Research

Depression is the leading cause of disability worldwide. Transcranial magnetic stimulation (TMS) promises a unique technological approach to the therapy. Repetitive TMS protocols can rapidly induce lasting potentiation or inhibition of neural circuits, earning first FDA approval in 2008. Nevertheless, a major remaining challenge is a variability of outcomes, with ~35% of patients not responding to the treatment. We are developing spatiotemporally precise, personalized TMS paradigms for next-generation therapy of depression. Our closed-loop stimulation with an electroencephalography (EEG) approach uses real-time biosignals to track ongoing brain states and optimize the stimulation. Further, we are exploring neuroimaging (MRI) guided interventions with computational head modeling for the anatomically and functionally specific stimulation delivery. Finally, we conduct EEG biomarker research to better understand the TMS treatment mechanisms and develop prospective patient stratification frameworks.

We are developing transdiagnostic techniques to advance non-invasive neurostimulation by integrating transcranial magnetic stimulation (TMS) with real-time recordings and analyses of high-density broad spectrum electroencephalography (EEG) and other multimodal biosignals (ExG). Our research objectives include developing robust real-time digital signal processing and optimization algorithms for temporal personalization of brain stimulation, developing collaborative robotics (Cobots) and neuronavigation frameworks for 6 degrees-of-freedom spatial precision, implementing finite element analysis (FEA) for advanced stimulation dozing, and analyzing functional EEG and magnetic resonance imaging (MRI) information for individual retrospective and prospective markers of optimal interventions.

We are specifically interested in the connectivity and disconnectivity in large-scale brain communications, expressed as brain oscillations, and their role as a vehicle for higher-order executive functions. Computationally optimized manipulations of brain oscillations using transcranial alternating current stimulation (tACS) can safely modulate local brain oscillations and, when applied at multiple sites, complex connectivity processes such as cross-frequency coupling and neocortical traveling waves. We are studying the mechanisms and novel forms of tACS and their experimental applications in human cognitive research and patients with mental health conditions.
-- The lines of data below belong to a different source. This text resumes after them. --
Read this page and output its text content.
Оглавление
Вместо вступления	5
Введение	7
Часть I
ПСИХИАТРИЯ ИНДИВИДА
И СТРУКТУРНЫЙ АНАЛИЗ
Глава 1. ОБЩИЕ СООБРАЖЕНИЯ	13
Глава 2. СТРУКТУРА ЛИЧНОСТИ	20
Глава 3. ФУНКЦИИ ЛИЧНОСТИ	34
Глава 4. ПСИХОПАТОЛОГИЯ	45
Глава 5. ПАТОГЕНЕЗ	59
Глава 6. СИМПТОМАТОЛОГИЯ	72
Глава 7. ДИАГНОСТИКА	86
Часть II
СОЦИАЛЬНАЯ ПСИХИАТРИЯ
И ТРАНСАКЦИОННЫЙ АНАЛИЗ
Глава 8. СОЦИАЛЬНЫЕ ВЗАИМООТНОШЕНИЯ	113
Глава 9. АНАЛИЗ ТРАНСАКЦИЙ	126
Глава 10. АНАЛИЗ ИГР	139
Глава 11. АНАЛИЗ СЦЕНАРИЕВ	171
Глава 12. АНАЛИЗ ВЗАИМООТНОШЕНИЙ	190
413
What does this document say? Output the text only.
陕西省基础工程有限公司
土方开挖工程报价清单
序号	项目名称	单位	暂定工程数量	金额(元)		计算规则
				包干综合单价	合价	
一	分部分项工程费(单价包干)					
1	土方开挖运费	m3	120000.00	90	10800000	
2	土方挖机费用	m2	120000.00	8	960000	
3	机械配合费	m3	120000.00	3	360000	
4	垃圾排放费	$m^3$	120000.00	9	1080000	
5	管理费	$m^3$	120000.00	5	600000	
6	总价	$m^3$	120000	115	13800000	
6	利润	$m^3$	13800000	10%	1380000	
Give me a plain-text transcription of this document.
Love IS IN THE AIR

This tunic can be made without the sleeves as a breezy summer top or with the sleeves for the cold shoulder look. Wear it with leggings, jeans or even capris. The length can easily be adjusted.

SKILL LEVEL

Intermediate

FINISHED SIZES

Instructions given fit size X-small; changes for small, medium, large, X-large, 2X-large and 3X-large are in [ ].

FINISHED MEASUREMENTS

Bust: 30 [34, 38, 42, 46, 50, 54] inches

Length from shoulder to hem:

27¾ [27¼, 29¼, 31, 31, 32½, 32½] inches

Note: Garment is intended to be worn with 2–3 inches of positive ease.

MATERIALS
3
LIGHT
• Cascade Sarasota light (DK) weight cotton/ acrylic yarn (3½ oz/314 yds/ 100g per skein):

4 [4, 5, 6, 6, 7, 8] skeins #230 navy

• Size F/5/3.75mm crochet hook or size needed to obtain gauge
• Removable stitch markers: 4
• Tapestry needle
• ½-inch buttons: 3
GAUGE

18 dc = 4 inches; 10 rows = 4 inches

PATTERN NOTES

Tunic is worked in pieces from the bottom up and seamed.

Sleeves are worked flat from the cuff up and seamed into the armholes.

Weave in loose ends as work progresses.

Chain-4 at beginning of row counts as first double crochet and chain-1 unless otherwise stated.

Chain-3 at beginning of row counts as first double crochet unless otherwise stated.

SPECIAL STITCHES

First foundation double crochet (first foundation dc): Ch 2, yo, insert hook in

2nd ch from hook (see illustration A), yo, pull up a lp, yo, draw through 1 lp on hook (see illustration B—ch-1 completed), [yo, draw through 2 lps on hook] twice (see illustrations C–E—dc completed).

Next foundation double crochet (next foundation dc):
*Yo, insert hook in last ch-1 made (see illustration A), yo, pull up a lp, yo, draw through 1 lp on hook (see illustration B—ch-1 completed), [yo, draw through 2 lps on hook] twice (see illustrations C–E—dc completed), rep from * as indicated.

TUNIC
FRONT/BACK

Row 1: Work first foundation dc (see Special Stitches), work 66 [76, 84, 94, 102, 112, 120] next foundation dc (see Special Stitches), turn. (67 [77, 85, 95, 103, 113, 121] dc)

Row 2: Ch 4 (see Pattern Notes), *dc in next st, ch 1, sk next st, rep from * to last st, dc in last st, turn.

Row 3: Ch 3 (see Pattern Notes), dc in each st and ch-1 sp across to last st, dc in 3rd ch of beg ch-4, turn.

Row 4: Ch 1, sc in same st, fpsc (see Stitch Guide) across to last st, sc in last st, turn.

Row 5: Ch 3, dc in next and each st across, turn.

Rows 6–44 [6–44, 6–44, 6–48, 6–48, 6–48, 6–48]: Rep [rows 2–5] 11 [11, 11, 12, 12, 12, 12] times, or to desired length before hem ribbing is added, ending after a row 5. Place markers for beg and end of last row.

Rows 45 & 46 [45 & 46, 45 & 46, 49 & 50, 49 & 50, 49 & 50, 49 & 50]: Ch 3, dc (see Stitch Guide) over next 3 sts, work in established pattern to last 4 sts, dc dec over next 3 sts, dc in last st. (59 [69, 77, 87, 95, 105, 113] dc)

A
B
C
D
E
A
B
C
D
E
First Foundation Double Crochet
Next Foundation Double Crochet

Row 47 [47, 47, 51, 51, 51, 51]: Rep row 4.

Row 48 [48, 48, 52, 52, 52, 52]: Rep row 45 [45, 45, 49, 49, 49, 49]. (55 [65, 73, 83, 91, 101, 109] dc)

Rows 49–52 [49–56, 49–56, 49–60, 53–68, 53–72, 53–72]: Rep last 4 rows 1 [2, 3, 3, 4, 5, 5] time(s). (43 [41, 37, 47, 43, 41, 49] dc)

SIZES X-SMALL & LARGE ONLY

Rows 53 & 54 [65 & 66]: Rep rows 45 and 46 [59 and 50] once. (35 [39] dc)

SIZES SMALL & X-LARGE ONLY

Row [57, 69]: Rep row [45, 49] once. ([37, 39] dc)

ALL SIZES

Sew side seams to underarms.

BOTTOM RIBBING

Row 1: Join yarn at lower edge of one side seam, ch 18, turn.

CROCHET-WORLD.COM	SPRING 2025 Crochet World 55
Computational modeling of transcranial brain stimulation, such as electromagnetic finite element analysis (FEA), provides an “invasive” outlook on the actions of non-invasive neuromodulation across the brain tissues. Since computational tools for TMS and tACS were validated, they became essential to the ad hoc and post hoc analyses of the brain stimulation experiments. We are continuing the development of computational frameworks across two main directions. First, the utility of individual head modeling based on structural and diffusion-tensor MRI for stimulation dose optimization. Second, applications of populational modeling for meta-analysis of diverse experimental trials according to their physical mechanisms.